In PAGE-XML there's @language / @primaryLanguage of type pc:LanguageSimpleType to identify the natural language of segments. Its documentation refers to ISO 639.x 2016-07-14, which I cannot make sense of. There's 639-1, 639-2 and 639-3, but AFAICT no standard that allows strings of arbitrary length (as in the PAGE-XML enumeration), and nothing shows up for 2016-07-14. This is problematic because exact 639 mappings are needed for software implementation and interoperability.

Take Norwegian for example:

                       <enumeration value="Norwegian"/>
                        <enumeration value="Norwegian Bokmål"/>
                        <enumeration value="Norwegian Nynorsk"/>

According to 639 these could be named no/nb/nn or nor/nob/nno, but how do we map that automatically, where do the strings derive from in PAGE-XML?

(Likewise, IIUC, only the first part of the ScriptSimpleType enums is actually ISO 15924, so these would have to be split at -.)
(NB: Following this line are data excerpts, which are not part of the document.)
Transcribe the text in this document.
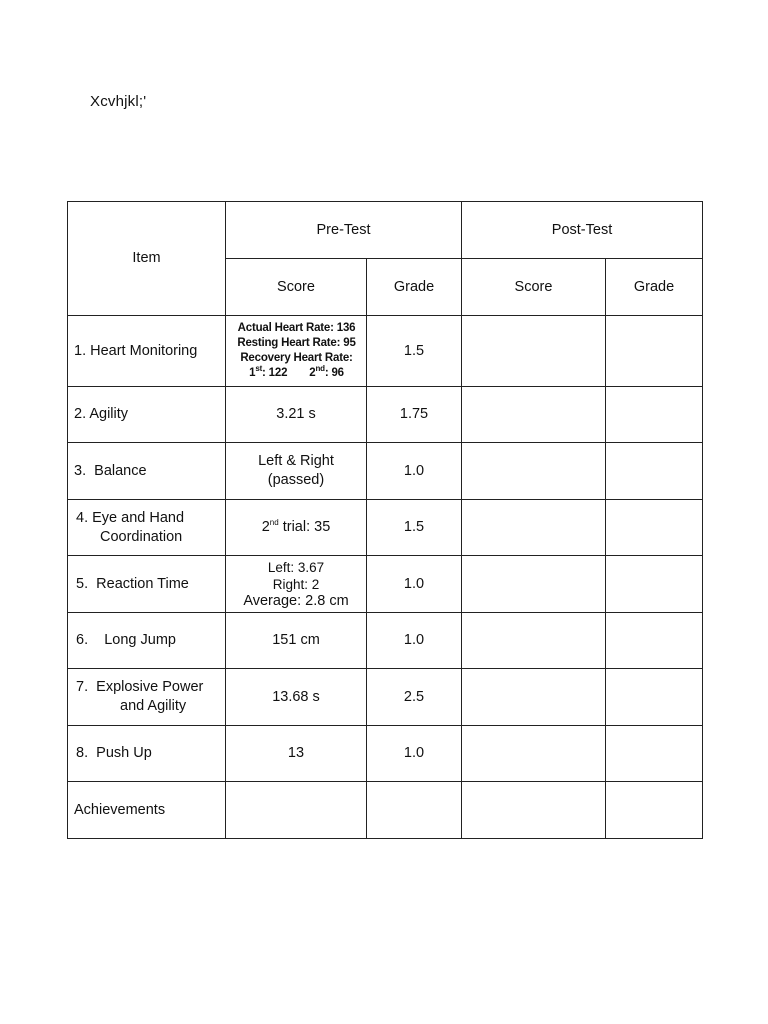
Xcvhjkl;'
Item	Pre-Test		Post-Test	
	Score	Grade	Score	Grade
1. Heart Monitoring	Actual Heart Rate: 136
Resting Heart Rate: 95
Recovery Heart Rate:
1st: 122 2nd: 96	1.5		
2. Agility	3.21 s	1.75		
3. Balance	Left & Right
(passed)	1.0		

4. Eye and Hand
Coordination	2nd trial: 35	1.5		
5. Reaction Time	Left: 3.67
Right: 2
Average: 2.8 cm	1.0		
6. Long Jump	151 cm	1.0		

7. Explosive Power
and Agility	13.68 s	2.5		
8. Push Up	13	1.0		
Achievements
So IMO what needs to be done is:

  1. In the next namespace version of PAGE-XML, change ScriptSimpleType to conform to ISO 15924 and LanguageSimpleType to conform to ISO 639.
  2. Provide a (manually crafted) transformation stylesheet mapping the existing, non-standardized xs:restriction strings to the new, standard ones. (That stylesheet can then be used by applications/users to update from the 2019 schema, or independently to interoperate with language and script values for PAGE-XML files up to 2019.)

Oh, and there's a file here documentation/Language List (from ISO).xlsx – but it does not contain a complete mapping of all language strings against their 639 codes.